Before the 1960’s, most elements of the media—the press especially—recognized that they spoke for certain points of view, and against others; that their supporters were matched, more or less equally, by their detractors. (In this sense, William Buckley was ahead of his time when he wrote, in the late 1950’s or early 60’s, that liberals believe in the right of nonliberal opinions to be heard, though they are always surprised to learn that there are any.) In those long-ago days, the left recognized that its existence was logically and otherwise predicated upon the presence of a right to define and oppose it. That was because, up to that fatal decade, the educated class, though inclining to the liberal left, was still relatively diverse, philosophically, culturally, and politically. Today, it is so no longer. Moreover, journalism, which until the 1920’s or so had been viewed by cultivated people as a grubby trade practiced by unlettered ignoramuses and hacks, has over the last few decades become accepted as an honorable profession for the college and university graduates who today make up the new aristocracy that includes not just writers but also media showmen and celebrities. This aristocracy, which includes academics and is assumed to represent highbrow culture, brooks no dissent, especially when it comes from what it regards as “below”—uneducated persons who persist in clinging to “wrong” thought and “wrong” opinions.
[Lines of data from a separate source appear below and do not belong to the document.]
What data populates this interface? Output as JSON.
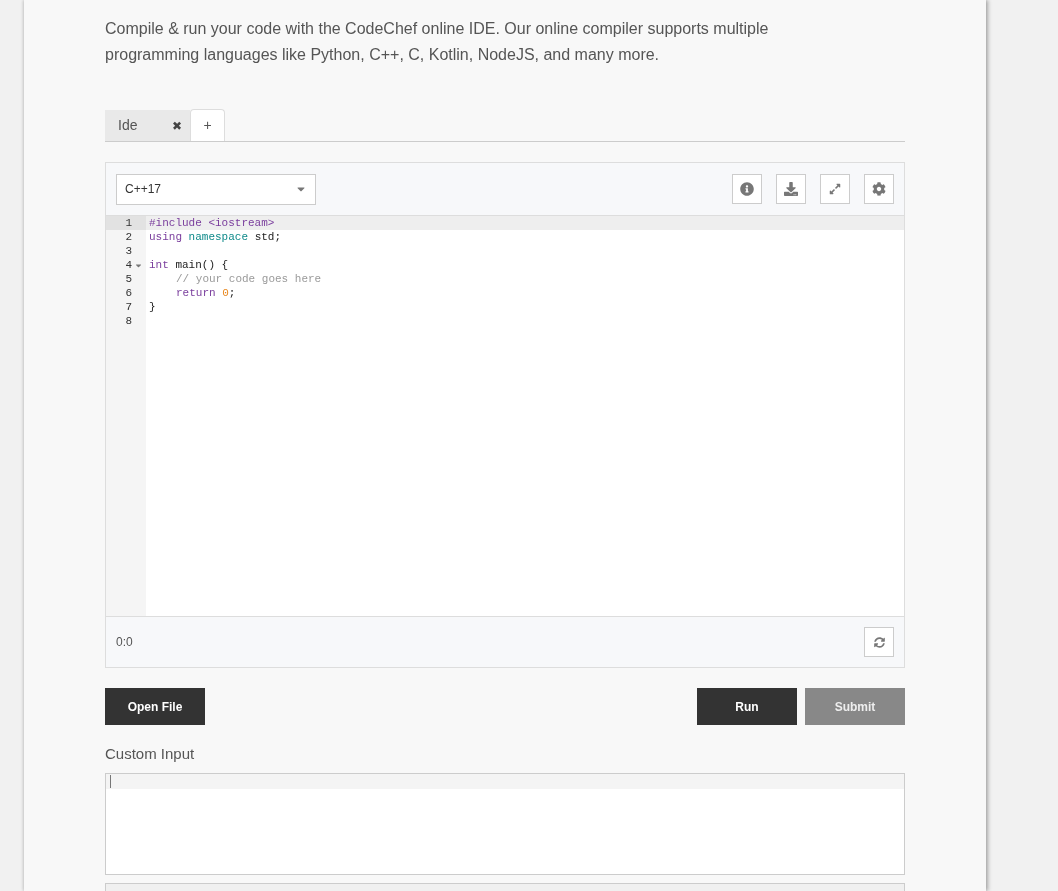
{
  "intro": "Compile & run your code with the CodeChef online IDE. Our online compiler supports multiple programming languages like Python, C++, C, Kotlin, NodeJS, and many more.",
  "tabs": [
    {
      "label": "Ide",
      "close": "✖",
      "selected": false
    },
    {
      "label": "+",
      "selected": true
    }
  ],
  "editor": {
    "language": "C++17",
    "lines": [
      {
        "number": "1",
        "active": true,
        "foldable": false,
        "tokens": [
          {
            "text": "#include <iostream>",
            "kind": "meta"
          }
        ]
      },
      {
        "number": "2",
        "active": false,
        "foldable": false,
        "tokens": [
          {
            "text": "using ",
            "kind": "keyword"
          },
          {
            "text": "namespace",
            "kind": "def"
          },
          {
            "text": " std;",
            "kind": "plain"
          }
        ]
      },
      {
        "number": "3",
        "active": false,
        "foldable": false
      },
      {
        "number": "4",
        "active": false,
        "foldable": true,
        "tokens": [
          {
            "text": "int",
            "kind": "keyword"
          },
          {
            "text": " main() {",
            "kind": "plain"
          }
        ]
      },
      {
        "number": "5",
        "active": false,
        "foldable": false,
        "indented": true,
        "tokens": [
          {
            "text": "// your code goes here",
            "kind": "comment"
          }
        ]
      },
      {
        "number": "6",
        "active": false,
        "foldable": false,
        "indented": true,
        "tokens": [
          {
            "text": "return ",
            "kind": "keyword"
          },
          {
            "text": "0",
            "kind": "number"
          },
          {
            "text": ";",
            "kind": "plain"
          }
        ]
      },
      {
        "number": "7",
        "active": false,
        "foldable": false,
        "tokens": [
          {
            "text": "}",
            "kind": "plain"
          }
        ]
      },
      {
        "number": "8",
        "active": false,
        "foldable": false
      }
    ],
    "cursor_position": "0:0"
  },
  "buttons": [
    {
      "label": "Open File",
      "kind": "dark"
    },
    {
      "label": "Run",
      "kind": "dark"
    },
    {
      "label": "Submit",
      "kind": "muted"
    }
  ],
  "custom_input": {
    "label": "Custom Input"
  }
}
The enemy of the people is not “the media” as such, but the almost monolithic cultural and political Establishment that owns or directs nearly all of its most powerful and influential organs, which from ideological zeal have made advocacy journalism, formally one of several branches of the journalistic trade, the dominant one. Donald Trump is correct in recognizing in the media the enemy of the American people in their great majority. But they are the secondary enemy, not the primary one; that is postmodern liberalism itself. “Journalists serve society best,” Professor Daly avers, when they are “independent—of political parties, of sponsors, of advertisers, even (sometimes) of [their] audience.” (Could he have in mind here people who watch FOX News?) He should have added to his list Marxist (liberal) ideology, and the ideologists who personify it.